Green Party conference is still in full swing at the Birmingham Conservatoire. I was lucky that the two motions I had an interest in - one on banking and the other on how to put forward a positive view of a sustainable economy in the context of public-spending cuts - were both scheduled for the Saturday. So by 6pm everything was done and dusted and I was able to practise what I preach and have Sunday off.
This post has the same title as one of the motions that I was proposing, and its passage was not entirely comfortable. The Green Party is struggling with an influx of socialists who are understandably disillusioned with the Labour Party. This is a small proportion of Labour Party membership but can become a significant minority of our party, and one which rapidly starts to weight us down towards one side of the left-right continuumn that we really should be transcending. Thus it was that I found myself in the uncomfortable position of being attacked by the left of the party as though I was defending public spending cuts.

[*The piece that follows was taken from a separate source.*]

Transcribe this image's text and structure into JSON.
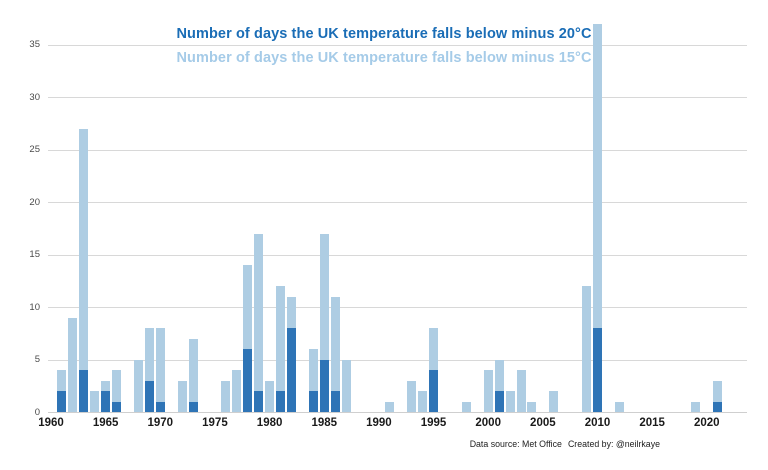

Like most people who either work in our use the public services that working people fought so hard for in this country (and isn't that most people who live in this country?), I am delighted that the TUC will spend this week making a range of political and emotional arguments in their defence. I just know that this is not the role for the Green Party. We cannot join the old left in their Keynsian calls for restimulating the growth that is killing the planet. We have a more subtle and forward-looking message and it is our duty as a party to put that forward.
The vote was won and, aside from some personal attacks that are another feature of the Labour Party that we increasingly have to put up with these days, I felt generally well supported and - which was more cheering - well understood. The theme of this motion was taken up by Adrian Ramsay, in his Deputy Leader's speech to the conference where he drew attention to the different ways we interpret the phrase 'living within our means'. I am including the text of the motion here:
Living within Our Means
Synopsis. The unprecedented deficit is an indication that we are living beyond our means in a fiscal sense, which supports the Green Party’s long-held belief that we are living beyond our means in an ecological sense. Our recognition of the link between these two crises constrains the kind of response which the party can make to the current debate about publicspending cuts.
LWM1 The Green Party restates its commitment to developing an economic policy that is compatible with ecological sustainability and 'recognises the limits of . . . the
natural systems of the planet’(EC100).
LWM2 In this context it is important that we recognise the current fiscal deficit as a consequence of a policy based on monetary inflation without respect to ecological limits; for our policy to be consistent we cannot rely on growing our way out of debt, as many conventional economists propose.
LWM3 The unprecedented level of public deficit means that a significant restructuring of our economy is inevitable. The Green Party would use this opportunity to achieve the managed descent from overconsumption that our commitment to sustainability requires, while simultaneously addressing the rapid rise in inequality that has occurred in the past 30 years. We could consider this to be a domestic equivalent of our global policy for Contraction and Convergence.
LWM4 Conference instructs the policy co-ordinator, the economics policy working group, and the Party’s media team to work together to find ways to exploit the opportunity offered by the fiscal crunch to publicise the Green Party’s unique
commitment to steady-state economics.
LWM5 The policy co-ordinators are instructed to begin a process that will bring to spring conference proposals that will, in the context of the current public spending position, explore the synergies and conflicts between:
The Green New Deal proposals that were passed as a fast-tracked policy motion in Autumn 2008;
The proposals for implementing our economic vision included in the 2010 election manifesto;
The commitment to building an economy within ecological limits included in the first paragraphs of our economic policy.